I have the equation:
$$\ V_t = \int_t^T e^{\int_t^s r_x dx} X_sds $$
I need to take the derivative of this with respect to $t$. This seems like an obvious Leibniz rule problem, but I am unsure how to do this with the integral existing within the integrand.
I have:
$$\frac{d}{dt}V_t=e^{\int_t^T r_x dx} X_T \frac{d}{dt}T - e^{\int_t^t r_x dx} X_t\frac{d}{dt}t+ \int_t^T \frac{\partial}{\partial t}e^{\int_t^s r_x dx} X_sds \\ =0 - X_t+\int_t^T \frac{\partial}{\partial t}e^{\int_t^s r_x dx} X_sds $$
I am pretty shaky on all of this, so this is my best guess and I don't know how to simplify the last integral with the partials.

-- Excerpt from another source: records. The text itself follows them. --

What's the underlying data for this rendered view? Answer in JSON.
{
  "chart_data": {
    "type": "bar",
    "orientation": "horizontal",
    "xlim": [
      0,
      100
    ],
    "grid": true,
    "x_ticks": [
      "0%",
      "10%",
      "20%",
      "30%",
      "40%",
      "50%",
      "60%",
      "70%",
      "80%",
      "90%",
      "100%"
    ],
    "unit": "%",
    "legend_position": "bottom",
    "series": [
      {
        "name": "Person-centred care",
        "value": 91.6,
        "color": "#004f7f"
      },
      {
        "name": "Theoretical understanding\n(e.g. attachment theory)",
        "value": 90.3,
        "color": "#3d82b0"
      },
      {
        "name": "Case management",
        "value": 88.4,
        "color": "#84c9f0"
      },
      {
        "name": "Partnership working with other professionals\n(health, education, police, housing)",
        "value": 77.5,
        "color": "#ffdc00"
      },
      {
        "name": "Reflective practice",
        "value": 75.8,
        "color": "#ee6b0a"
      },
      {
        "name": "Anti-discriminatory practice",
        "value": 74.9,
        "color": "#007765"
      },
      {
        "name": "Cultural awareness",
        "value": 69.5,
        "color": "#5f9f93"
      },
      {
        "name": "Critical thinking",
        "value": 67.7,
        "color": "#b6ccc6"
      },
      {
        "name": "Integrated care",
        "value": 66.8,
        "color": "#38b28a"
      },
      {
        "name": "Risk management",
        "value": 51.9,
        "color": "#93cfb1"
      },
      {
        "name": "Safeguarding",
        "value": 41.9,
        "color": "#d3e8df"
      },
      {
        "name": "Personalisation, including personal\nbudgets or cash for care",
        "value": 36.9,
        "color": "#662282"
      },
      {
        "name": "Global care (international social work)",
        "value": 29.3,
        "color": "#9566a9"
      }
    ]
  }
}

I can definitely provide other info if you need it.
We have
$$\frac{\partial }{\partial t}\left(e^{\int_{t}^{s} r_x dx}X_s\right)=\frac{\partial}{\partial t}\left(\int_{t}^{s}r_xdx\right)e^{\int_{t}^{s} r_x dx}X_s=-r_{t}e^{\int_{t}^{s} r_x dx}X_s$$ and thus
$$\frac{d}{dt}V_t=- X_t+\int_t^T \frac{\partial}{\partial t}e^{\int_t^s r_x dx} X_sds=-X_{t}-r_{t}\int_{t}^{T}e^{\int_{t}^{s}r_xdx}dx=-X_{t}-r_{t}V_{t} $$